Rebuilding through the draft often requires more luck than skill. A look
at the history of the No. 4 selection in the NBA draft suggests that. The Bulls finished the season with the fourth
poorest record in the NBA. If no places change in the May 14 lottery drawing, the Bulls would select fourth in the
draft. Selecting that high would suggest the chance to add a high level player, and it has happened, though not much
lately. In the last decade, no player selected No. 4 has played in an NBA All-Star game. Only Kristaps Porzingis has
been selected to an All-Star game as a reserve, and he was injured before the game, didn't play and was subsequently
traded. Recent No. 4 picks like Jarren Jackson Jr. and Josh Jackson are considered to have All-Star potential, but
perhaps years away. There have been many talented players selected with the No. 4 pick, but more who became just
good NBA starters rather than stars. Here's a look at the best No. 4 selections in the NBA draft since the merger of
the leagues in 1976.
Russell Westbrook, Seattle Supersonics, 2008. He has gone on to
become one of the most celebrated and polarizing players in the NBA, an eight-time All-Star and league MVP
who has broken historic NBA records while failing to have much impact in the playoffs. His versatility in
averaging a triple double the last three seasons is unmatched and he has led the league in scoring and
assists twice. He's been an unyielding force with his relentless play and seven times all-NBA.
Chris Paul, New Orleans Hornets, 2005. He's been one of the elite
point guards in the game for more than a decade who also has failed to make substantial post season impact.

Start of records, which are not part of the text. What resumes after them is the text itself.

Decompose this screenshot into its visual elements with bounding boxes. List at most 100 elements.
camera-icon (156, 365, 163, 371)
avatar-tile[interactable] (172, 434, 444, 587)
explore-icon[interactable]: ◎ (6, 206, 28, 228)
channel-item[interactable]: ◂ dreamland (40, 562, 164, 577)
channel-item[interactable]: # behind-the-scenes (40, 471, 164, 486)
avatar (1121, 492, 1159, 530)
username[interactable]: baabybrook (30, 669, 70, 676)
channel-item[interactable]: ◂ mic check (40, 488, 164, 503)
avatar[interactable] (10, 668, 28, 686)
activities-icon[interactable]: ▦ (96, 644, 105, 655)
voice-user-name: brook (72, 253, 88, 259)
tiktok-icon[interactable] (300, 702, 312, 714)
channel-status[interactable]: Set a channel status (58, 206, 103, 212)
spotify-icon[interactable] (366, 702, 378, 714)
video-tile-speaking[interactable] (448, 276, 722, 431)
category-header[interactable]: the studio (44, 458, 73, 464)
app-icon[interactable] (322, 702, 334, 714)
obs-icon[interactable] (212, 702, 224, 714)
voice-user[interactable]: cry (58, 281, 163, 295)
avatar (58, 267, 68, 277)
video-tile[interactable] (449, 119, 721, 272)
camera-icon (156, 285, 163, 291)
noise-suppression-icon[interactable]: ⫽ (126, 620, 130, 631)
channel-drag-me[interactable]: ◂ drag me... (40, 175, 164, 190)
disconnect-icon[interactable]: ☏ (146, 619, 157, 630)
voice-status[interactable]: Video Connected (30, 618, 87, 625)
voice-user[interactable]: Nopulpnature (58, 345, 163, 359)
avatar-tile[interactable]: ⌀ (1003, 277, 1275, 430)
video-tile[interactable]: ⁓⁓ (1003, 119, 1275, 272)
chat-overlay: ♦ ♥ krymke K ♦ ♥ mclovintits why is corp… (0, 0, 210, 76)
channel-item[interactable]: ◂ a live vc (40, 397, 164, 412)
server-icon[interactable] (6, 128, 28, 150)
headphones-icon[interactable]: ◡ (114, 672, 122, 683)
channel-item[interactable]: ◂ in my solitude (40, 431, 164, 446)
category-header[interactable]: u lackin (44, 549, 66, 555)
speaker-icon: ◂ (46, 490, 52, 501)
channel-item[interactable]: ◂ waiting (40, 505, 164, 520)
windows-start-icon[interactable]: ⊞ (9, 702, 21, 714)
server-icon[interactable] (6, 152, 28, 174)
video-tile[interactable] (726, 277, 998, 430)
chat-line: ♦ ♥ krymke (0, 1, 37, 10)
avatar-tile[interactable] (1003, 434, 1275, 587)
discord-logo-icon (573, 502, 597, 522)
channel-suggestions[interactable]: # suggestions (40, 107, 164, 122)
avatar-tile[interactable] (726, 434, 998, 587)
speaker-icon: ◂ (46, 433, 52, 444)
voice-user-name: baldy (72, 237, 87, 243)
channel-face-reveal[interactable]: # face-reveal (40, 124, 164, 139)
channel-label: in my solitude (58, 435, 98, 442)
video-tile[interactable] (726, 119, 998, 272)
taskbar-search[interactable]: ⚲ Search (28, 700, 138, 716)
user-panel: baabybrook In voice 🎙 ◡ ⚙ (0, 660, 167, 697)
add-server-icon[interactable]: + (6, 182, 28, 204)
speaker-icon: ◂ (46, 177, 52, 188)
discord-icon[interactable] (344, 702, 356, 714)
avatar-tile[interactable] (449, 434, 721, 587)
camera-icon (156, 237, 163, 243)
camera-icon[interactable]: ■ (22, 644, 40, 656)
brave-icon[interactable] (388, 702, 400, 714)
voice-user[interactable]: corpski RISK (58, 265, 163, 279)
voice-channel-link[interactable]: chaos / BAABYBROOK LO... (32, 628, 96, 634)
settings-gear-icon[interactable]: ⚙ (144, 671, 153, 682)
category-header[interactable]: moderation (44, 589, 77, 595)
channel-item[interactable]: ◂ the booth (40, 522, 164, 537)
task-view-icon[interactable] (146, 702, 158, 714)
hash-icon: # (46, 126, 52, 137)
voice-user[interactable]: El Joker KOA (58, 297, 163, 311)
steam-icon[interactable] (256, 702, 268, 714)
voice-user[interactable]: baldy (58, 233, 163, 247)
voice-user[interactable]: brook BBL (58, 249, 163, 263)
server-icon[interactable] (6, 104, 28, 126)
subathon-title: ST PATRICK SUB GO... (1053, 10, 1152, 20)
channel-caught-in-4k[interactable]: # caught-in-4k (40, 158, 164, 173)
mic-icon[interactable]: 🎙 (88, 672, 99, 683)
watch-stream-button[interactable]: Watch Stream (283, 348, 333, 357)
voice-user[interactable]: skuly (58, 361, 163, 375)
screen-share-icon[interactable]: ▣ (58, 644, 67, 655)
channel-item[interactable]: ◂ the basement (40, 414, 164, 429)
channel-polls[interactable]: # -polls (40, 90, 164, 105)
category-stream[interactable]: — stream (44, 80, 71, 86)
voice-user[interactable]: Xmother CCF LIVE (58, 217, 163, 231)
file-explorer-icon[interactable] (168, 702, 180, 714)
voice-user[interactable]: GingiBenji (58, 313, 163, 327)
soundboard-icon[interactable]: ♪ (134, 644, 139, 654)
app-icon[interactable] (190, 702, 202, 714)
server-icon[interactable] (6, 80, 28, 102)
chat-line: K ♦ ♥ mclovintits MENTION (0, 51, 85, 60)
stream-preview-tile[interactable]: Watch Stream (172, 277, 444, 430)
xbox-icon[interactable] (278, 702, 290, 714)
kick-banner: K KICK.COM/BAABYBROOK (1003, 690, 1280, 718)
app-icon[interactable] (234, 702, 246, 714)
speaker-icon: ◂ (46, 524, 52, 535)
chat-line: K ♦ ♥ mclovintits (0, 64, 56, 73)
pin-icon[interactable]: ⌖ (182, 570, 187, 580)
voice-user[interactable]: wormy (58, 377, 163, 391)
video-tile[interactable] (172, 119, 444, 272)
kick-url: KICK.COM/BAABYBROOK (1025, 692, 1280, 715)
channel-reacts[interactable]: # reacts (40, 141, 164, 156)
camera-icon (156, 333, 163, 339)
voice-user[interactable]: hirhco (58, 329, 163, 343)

He's a nine-time All-Star and all-defensive team player who has led the league in assists four times and
steals six times playing for three teams.
Dikembe Mutombo, Denver Nuggets, 1991. The Hall of Famer played
for six teams, had his jersey retired by two and may be the greatest humanitarian ever to play in the NBA in
building a hospital in Africa. He was an eight-time All-Star and four-time Defensive Player of the Year
whose colorful finger wagging about blocks became an NBA favorite. He twice led the NBA in rebounding and
three times in blocks.
Chris Bosh, Toronto Raptors, 2003. His career ended prematurely
after the discovery of a blood clot. But he was an 11-time All-Star who played for two Miami title teams
with LeBron James and Dwyane Wade primarily as a supporting player with excellent shooting range while being
on the leading edge of modernizing the big man game in the NBA.
Rasheed Wallace, Washington Bullets, 1995. There was talent and
controversy with some of the top No. 4 picks. Wallace long proved an ambivalent figure was his anger often
matched his talent. He is one of the most penalized players in NBA history with records for ejections and
technical fouls while also being a four-time All-Star and a champion with the Detroit Pistons given his
unique ability to score inside and outside.
The No. 4 selection has produced many high level NBA starters like Stephon
Marbury, Jamal Mashburn, Glen Rice, Xavier McDaniel, Micheal Ray Richardson, Sam Perkins, Mike Conley, Antawn
Jamison, Aaron Gordon and Lamar Odom. In early NBA history, some of the top No. 4 picks included Dave Cowens, Lou
Hudson, Dick Barnett, Kenny Sears and Jerry Sloan.